Shippers could also face additional costs, including late fees, even if they are unable to drop off or collect containers.
“When there was industrial action at Melbourne’s Victoria International Container Terminal, shipping lines still charged container detention fees for the late return of containers despite the fact it was impossible to drop off or pick up containers from the terminal,” Zalai said.
DP World Australia spokesperson Shane Evans said, “Contingencies are in place to minimize customer impacts” of the potential strike, but he declined to comment further on either the strike action or ongoing contract negotiations with MUA.
The threat of industrial action has been brewing for about six weeks, ever since DP World Australia warned it would strip workers of income protection insurance under a proposed labor agreement that also includes a 2.6 percent pay increase.
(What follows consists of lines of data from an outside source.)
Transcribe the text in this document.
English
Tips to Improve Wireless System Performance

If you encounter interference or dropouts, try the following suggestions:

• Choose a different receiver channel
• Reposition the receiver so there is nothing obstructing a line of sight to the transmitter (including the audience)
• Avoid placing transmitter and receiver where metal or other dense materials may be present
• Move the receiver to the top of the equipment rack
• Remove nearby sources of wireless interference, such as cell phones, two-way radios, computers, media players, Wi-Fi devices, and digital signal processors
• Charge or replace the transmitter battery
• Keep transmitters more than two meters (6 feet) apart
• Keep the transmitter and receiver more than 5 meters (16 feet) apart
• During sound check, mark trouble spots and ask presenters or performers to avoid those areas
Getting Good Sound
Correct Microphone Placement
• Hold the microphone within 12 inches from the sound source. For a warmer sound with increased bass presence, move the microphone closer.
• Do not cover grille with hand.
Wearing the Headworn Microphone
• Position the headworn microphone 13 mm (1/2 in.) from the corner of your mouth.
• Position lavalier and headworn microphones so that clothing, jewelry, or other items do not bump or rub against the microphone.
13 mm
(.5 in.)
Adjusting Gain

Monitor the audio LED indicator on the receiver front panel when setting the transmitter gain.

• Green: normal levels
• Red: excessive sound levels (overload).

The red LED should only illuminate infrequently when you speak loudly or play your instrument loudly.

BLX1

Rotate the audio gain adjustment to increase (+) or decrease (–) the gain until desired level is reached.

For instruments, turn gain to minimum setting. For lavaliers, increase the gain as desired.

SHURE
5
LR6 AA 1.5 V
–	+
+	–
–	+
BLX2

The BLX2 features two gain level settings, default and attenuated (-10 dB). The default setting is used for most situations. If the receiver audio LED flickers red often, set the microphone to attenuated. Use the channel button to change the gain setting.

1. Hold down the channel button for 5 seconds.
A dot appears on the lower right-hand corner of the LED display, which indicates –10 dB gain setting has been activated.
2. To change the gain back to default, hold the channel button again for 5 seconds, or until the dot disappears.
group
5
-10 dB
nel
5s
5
“The brutal and immoral DP World decision to remove income protection from the workforce is an incredible act of disrespect and uncaring corporate muscle-flexing designed to pressure workers to accept a bargaining agreement that doesn’t deal with our concerns,” the union said at the time. “DPW's extraordinary corporate attack coincides with the company becoming majority-owned by multinational operator Dubai Ports World Dubai after Australia’s Future Fund sold its quarter share in the container terminal operator. It also follows the appointment of new chief executive Glen Hilton” in January.
Australia’s Fair Work Commission approved the union’s application to go ahead with industrial action in mid-February, but said the union must give DP World five days’ notice of any strike action.
Warren Smith, assistant national secretary for MUA, said the campaign will start with the introduction of a range of work bans and could escalate into a series of strikes that would see dockworkers picketing the terminals.
The MUA-DP World conflict comes as the union is also involved in action against Hutchison Port Holdings at its terminals in Sydney and Brisbane over automation and outsourcing.
FTA’s Zalai noted it also comes at a difficult time for cargo owners, as imports have been surging but exports have tumbled amid a severe and sustained drought. “The industrial action also comes at a time when Australian trade has been [in] disarray following the introduction of biosecurity measures” by the Australian Department of Agriculture and Water Resources, he said.
“Adding salt to the wounds is the rapidly escalating and unregulated 'infrastructure surcharges' administered on entities transporting containers to and from terminals, which cascade down the supply chain, resulting in inflated costs to shippers. The introduction of terminal competition has resulted in cheaper rates for shipping lines,” Zalai told JOC.com, but he noted that no reduction has been received by shippers in terms of terminal handling charges. “Terminals are making up this difference with the introduction of an 'infrastructure surcharge' administered on transport operators who pass this cost (usually with an additional administration fee) down the supply chain with shipper absorbing increased costs. At minimum, we are now looking for regulation to control and monitor this cost."
Zalai said cargo owners in Australia "trust that DP World can come to terms with their workforce for a fair and quick resolution. Once they have that resolved, perhaps they could also come back to the table to negotiate fair charging regimes with industry.”